Do you need an umbrella or a lifeboat?
How do you prepare for things that just keep on going wrong? And how do you prepare for the day when everything goes wrong?
Last week I attempted to distinguish between reliability and resilience, claiming that reliability is the ability to keep services running despite routine failures, while resilience is the ability to restore essential services despite unexpected catastrophes. But that basic definition is not quite enough to disentangle these related but distinct topics. In this article, I’ll explore three more important differences between reliability and resilience.
Reliability protects normality; resilience strives for survival
We build reliability into systems because we know that things will go wrong: servers will overheat, discs will fail, software will crash. These are not things that might happen: they are things that will happen. The aim of reliability is to build systems which keep going despite these routine failures: failures like these are normal, and the service we provide to customers should be normal, despite these failures.
We build resilience into systems because we know that things might go wrong in big, bad ways. We might suffer a data centre failure and, when we try to fail over to the other data centre, find that the failover doesn’t work. Our cloud provider might suffer a control plane failure which takes out the platform - to the extent that we don’t know when it’s coming back. Our network perimeter may have been breached by an attacker who has spread ransomware across our infrastructure - and it has just been activated. In these scenarios, it is impossible to maintain normality: someone is going to notice that something has gone wrong. Indeed, we must tell people that something has gone wrong, and what services they can expect while we respond.
If we think of all types of failure as rare and exceptional, then we compromise reliability: we bolt on responses to failure, rather than build them in. If we think that we must preserve normality in every possible scenario, then we seek a level of resilience which is impossible to achieve, and which might never be needed.
Reliability gives you an umbrella: a way to go about your daily business despite the rain. Resilience gives you a lifeboat: a way to survive despite the storm.
Reliability should be routine; resilience requires imagination
The failures which we address through reliability are familiar and predictable. We may not know exactly which server, network component or storage array will fail, or exactly when it will fail, but we know that they will fail. That’s what they do. This means that we can develop highly codified responses to these failures, and build them into our infrastructure and applications.
By contrast, the types of failure which we address through resilience are highly unpredictable. For example, although we known that, despite our best efforts, data centres sometimes lose power, this does not happen so often that we have enough data to predict its frequency. We have even less data for more extreme and exotic forms of failure, such as simultaneous data centre outages or disruption to national infrastructure. This does not mean that we can ignore such eventualities: rather, it means that we must be imaginative about what could go wrong, and how our resilience measures would help us respond in each situation.
Reliability needs testing; resilience requires rehearsal
Because reliability addresses failures that happen all the time, we should deal with it in the same way that we deal with anything that happens all the time: we should write some code.
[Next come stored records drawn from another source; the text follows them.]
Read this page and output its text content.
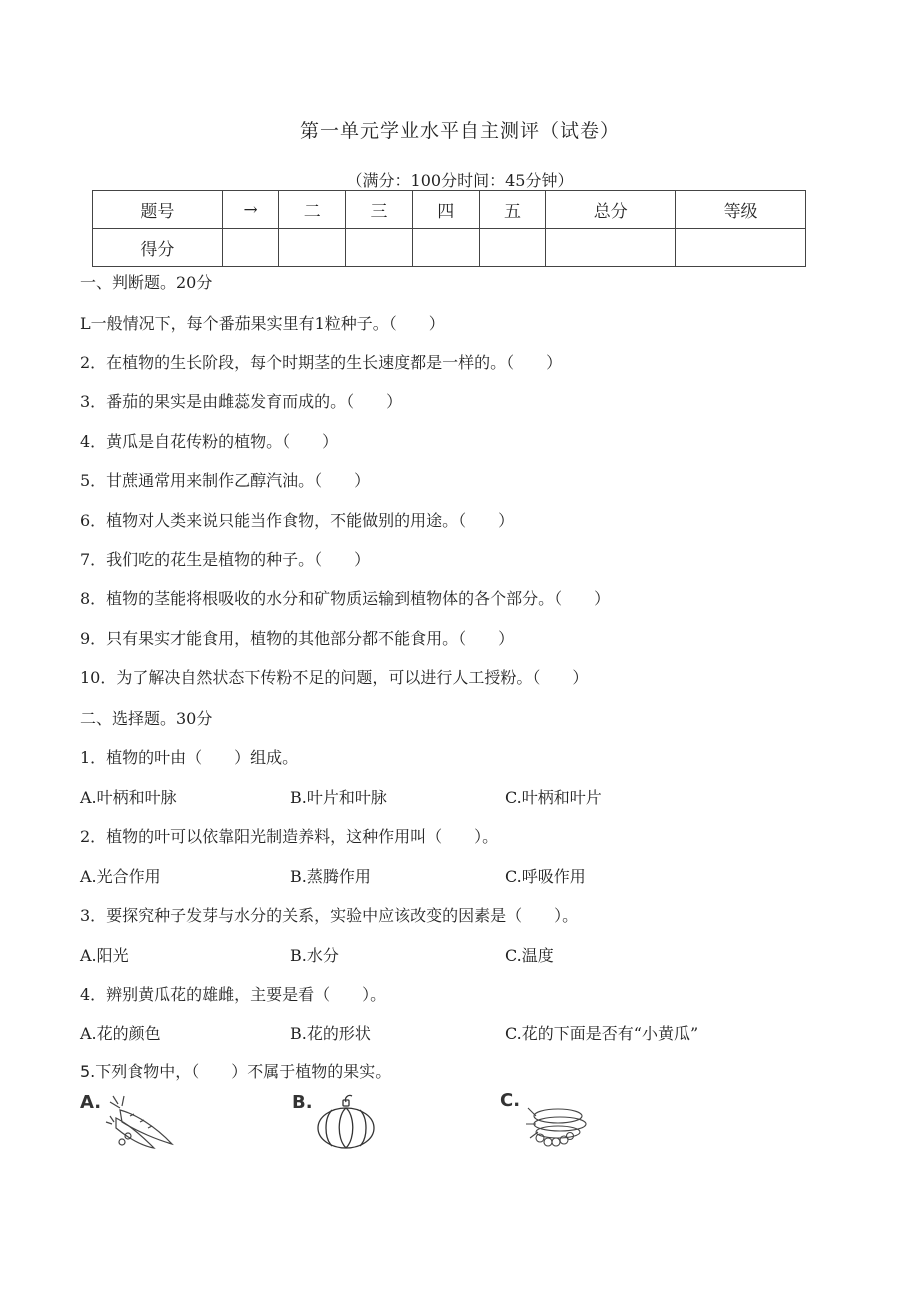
第一单元学业水平自主测评（试卷）
（满分：100分时间：45分钟）
题号	→	二	三	四	五	总分	等级
得分							
一、判断题。20分
L一般情况下，每个番茄果实里有1粒种子。（　　）
2．在植物的生长阶段，每个时期茎的生长速度都是一样的。（　　）
3．番茄的果实是由雌蕊发育而成的。（　　）
4．黄瓜是自花传粉的植物。（　　）
5．甘蔗通常用来制作乙醇汽油。（　　）
6．植物对人类来说只能当作食物，不能做别的用途。（　　）
7．我们吃的花生是植物的种子。（　　）
8．植物的茎能将根吸收的水分和矿物质运输到植物体的各个部分。（　　）
9．只有果实才能食用，植物的其他部分都不能食用。（　　）
10．为了解决自然状态下传粉不足的问题，可以进行人工授粉。（　　）
二、选择题。30分
1．植物的叶由（　　）组成。
A.叶柄和叶脉	B.叶片和叶脉	C.叶柄和叶片
2．植物的叶可以依靠阳光制造养料，这种作用叫（　　）。
A.光合作用	B.蒸腾作用	C.呼吸作用
3．要探究种子发芽与水分的关系，实验中应该改变的因素是（　　）。
A.阳光	B.水分	C.温度
4．辨别黄瓜花的雄雌，主要是看（　　）。
A.花的颜色	B.花的形状	C.花的下面是否有“小黄瓜”
5.下列食物中，（　　）不属于植物的果实。
A.	B.	C.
Companies aiming to test reliability often consider adopting the practice of chaos engineering: using tools to trigger failures within their environments to see how they cope. However, most traditional companies conclude that they are not ready for such a practice: they don’t yet have sufficient confidence in their reliability (or how they would explain deliberately breaking something in production). Fortunately, they don’t have to start with such an advanced capability: it’s possible (especially in software defined, API managed environments such as public cloud) to test for common modes of failure in your deployment pipeline. And, just like any code, if we build a certain type of behaviour (the ability to operate in the event of a routine failure), but don’t test it, then our job is not done.
By contrast, because resilience addresses major failures which rarely occur, and which will often be unique in nature, it’s not possible to code tests. Even if we could, these tests would only address the behaviour of systems, not the behaviour of people. And, in a genuine catastrophe, it is the behaviour of people that matters most.
The ransomware that has been lurking in our network for months has been activated. Do we pay the ransom? Our capacity has been cut by two thirds and we can’t run all services. Which services do we keep running? Whatever we do, there is going to be an impact on our customers. What do we tell them? And when? And how?
If you are figuring out the answers to these questions in the middle of the failure, then you will probably make mistakes. It’s not possible to anticipate every scenario, but regularly rehearsing scenarios builds the human capability to respond, and makes it easier to resist panic.
Together, these differences between reliability and resilience teach us one final, important lesson: although reliability depends on characteristics of underlying platforms and infrastructure, it can largely be addressed within the boundaries of a team. You can do your best to ensure that your service continues to respond to API calls, continues to process data, or continues to present an interface to customers. Resilience, by contrast, is an attribute of enterprises, not teams. You need to decide at the enterprise level what matters most, who gets to make decisions, what level of risk you will accept, what investments you will make, and who steps back and who steps forward in the event of a catastrophe.
Reliability is an engineering problem; resilience is a strategic need. Both were treated as afterthoughts in enterprise computing for many years, until we became so dependent on computer systems that they could not be ignored. The good news is that reliability and resilience turn out to be important, interesting and challenging problems - as long as we remember the difference between them.